[Dixielandjazz] Oscar Peterson on Originality
Steve Barbone
barbonestreet at earthlink.net
Fri Dec 28 16:33:47 PST 2007
Bob Ringwald wrote: (polite snip)
> Sometimes people's writing gets misconstrued.
>
> I think some people on DJML who advocate learning other people's solos,
> especially the great ones, don't necessarily mean playing them onstage. But
> learning them can be a great learning or teaching process. Unless of course
> you are doing a recreation band gig or recording.
Here I am agreeing with you, Bob. <grin>.

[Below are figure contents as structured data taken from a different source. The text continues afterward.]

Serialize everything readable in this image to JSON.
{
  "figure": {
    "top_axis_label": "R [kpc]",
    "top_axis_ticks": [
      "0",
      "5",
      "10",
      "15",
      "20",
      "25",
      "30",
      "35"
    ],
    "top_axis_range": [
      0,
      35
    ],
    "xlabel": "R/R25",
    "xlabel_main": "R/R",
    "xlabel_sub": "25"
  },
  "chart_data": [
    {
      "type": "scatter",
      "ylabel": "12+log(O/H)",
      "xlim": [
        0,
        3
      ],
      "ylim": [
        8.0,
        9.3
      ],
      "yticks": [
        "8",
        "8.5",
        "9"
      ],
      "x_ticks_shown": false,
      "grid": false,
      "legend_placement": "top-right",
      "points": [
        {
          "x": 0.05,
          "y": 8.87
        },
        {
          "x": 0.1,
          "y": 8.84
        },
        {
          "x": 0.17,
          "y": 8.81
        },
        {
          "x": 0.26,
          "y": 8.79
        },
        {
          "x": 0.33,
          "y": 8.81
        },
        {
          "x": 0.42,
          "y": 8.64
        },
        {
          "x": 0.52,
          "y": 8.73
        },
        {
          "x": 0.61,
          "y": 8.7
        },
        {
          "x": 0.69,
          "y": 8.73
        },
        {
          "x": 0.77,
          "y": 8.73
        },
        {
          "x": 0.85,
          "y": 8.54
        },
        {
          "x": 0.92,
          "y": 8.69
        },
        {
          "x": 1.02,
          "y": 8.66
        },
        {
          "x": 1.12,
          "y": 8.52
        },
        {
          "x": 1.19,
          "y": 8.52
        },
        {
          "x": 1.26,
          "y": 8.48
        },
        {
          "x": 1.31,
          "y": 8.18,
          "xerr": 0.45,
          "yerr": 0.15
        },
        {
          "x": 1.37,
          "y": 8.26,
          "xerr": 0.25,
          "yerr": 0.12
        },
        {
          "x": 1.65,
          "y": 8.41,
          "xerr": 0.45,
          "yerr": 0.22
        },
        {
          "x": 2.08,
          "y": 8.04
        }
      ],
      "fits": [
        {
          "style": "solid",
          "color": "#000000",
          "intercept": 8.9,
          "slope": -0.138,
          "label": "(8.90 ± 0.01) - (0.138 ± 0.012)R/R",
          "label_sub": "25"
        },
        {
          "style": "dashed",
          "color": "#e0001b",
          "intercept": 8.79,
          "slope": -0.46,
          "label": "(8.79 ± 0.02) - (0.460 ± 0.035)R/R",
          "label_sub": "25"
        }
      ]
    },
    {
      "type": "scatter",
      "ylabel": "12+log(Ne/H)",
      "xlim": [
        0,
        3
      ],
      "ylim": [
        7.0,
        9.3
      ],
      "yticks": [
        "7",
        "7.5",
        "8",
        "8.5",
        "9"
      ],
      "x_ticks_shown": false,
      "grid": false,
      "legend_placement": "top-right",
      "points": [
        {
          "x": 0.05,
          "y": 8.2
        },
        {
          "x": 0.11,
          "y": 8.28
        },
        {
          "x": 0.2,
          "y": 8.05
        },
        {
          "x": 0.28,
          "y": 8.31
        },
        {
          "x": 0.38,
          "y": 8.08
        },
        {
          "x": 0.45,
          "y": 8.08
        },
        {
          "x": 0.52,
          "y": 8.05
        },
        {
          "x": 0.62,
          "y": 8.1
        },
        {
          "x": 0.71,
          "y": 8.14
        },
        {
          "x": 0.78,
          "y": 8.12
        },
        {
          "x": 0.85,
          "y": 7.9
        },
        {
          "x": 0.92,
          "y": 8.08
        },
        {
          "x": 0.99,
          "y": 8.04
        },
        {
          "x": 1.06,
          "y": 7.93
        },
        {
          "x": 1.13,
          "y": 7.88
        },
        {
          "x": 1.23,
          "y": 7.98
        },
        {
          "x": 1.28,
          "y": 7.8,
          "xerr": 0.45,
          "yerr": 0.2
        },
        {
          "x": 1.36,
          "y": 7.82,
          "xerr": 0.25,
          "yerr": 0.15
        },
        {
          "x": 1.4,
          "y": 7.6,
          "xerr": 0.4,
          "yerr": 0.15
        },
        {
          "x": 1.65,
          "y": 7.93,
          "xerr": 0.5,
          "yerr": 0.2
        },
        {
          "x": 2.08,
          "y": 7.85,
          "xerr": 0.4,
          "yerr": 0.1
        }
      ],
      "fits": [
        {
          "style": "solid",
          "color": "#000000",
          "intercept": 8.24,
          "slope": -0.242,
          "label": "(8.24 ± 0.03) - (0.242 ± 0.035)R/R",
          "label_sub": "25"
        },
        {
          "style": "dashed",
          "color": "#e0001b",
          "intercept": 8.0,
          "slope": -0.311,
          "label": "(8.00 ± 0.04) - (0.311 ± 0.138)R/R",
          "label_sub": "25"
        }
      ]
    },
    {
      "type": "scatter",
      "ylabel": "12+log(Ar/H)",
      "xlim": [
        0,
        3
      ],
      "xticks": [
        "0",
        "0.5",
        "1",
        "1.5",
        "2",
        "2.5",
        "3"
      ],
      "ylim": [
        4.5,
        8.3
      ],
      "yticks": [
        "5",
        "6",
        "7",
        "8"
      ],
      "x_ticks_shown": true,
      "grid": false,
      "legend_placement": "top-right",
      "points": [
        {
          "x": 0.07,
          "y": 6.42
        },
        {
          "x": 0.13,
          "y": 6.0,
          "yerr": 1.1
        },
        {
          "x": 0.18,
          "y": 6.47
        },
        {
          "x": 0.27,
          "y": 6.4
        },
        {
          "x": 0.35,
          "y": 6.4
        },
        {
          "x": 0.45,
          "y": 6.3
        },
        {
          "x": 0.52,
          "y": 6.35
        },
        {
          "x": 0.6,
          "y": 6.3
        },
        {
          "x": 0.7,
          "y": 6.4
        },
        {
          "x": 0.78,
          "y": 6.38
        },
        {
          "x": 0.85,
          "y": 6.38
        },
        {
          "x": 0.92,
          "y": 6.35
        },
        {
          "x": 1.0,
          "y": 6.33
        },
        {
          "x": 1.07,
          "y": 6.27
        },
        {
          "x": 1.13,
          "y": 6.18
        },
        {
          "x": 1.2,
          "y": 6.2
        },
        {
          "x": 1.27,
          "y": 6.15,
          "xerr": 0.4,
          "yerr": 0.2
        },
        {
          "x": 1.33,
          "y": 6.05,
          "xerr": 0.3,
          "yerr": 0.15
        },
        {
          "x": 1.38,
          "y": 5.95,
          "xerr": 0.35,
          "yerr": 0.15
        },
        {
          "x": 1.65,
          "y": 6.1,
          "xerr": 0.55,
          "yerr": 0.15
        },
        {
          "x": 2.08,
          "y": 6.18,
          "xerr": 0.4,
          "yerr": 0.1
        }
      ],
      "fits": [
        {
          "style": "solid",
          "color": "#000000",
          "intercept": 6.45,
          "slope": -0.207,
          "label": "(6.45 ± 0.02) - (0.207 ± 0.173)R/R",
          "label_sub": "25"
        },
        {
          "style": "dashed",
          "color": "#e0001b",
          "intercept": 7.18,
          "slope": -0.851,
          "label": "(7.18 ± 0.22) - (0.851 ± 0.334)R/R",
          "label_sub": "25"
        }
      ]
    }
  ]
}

Even the Peterson quotes get misconstrued. For example he said:
"I don't have any inhibition about saying I learned such-and-such-a-person's
solo. I can play you Nat's solo on "Easy Listening Blues," I can play you
Lester's "Sometimes I'm Happy," I can play you numerous solos. I can sit
there and sing them for you cause I absorbed them in my growing up process.
I'm not ashamed of that."
He did not, though he could, play them on his many recordings, or in live
performance, (to my knowledge). What he did was quote a snip here and there,
from the huge collection of music that he heard and had stored in his mind.
Jazz and Classical. IMO the closest he comes to sounding like someone else
is when he issued his tribute album to Nat King Cole. Played a lot of Cole
things, and sang like Cole. That was by design.
BTW, he also felt strongly that if jazz pianists were not classically
trained, they were not realizing their full potential. For example, he would
wonder what Erroll Garner could have been etc. Or listening to Horace
Silver, he would say the piano should be played as a piano, not as a horn.
OP had almost total recall as well as mastery of the piano and therefore
could play just about everything he ever heard. But those who have listened
to a lot of OP also realize that he created his own music. His trios were
legendary in that they challenged each other to excel every night. They
really got inside the tunes and pushed each other creatively. Those who have
seen him live a few times know exactly what I mean.
Somewhere there is a story about him at a cutting session with a challenger
who played a great solo on some song. Peterson in turn, repeated the guy's
solo, a series of ascending figures, then reversed them and played them as
descending figures, then mixed them half up and half down. He was a unique
giant of jazz and with his passing, may well have ended the era.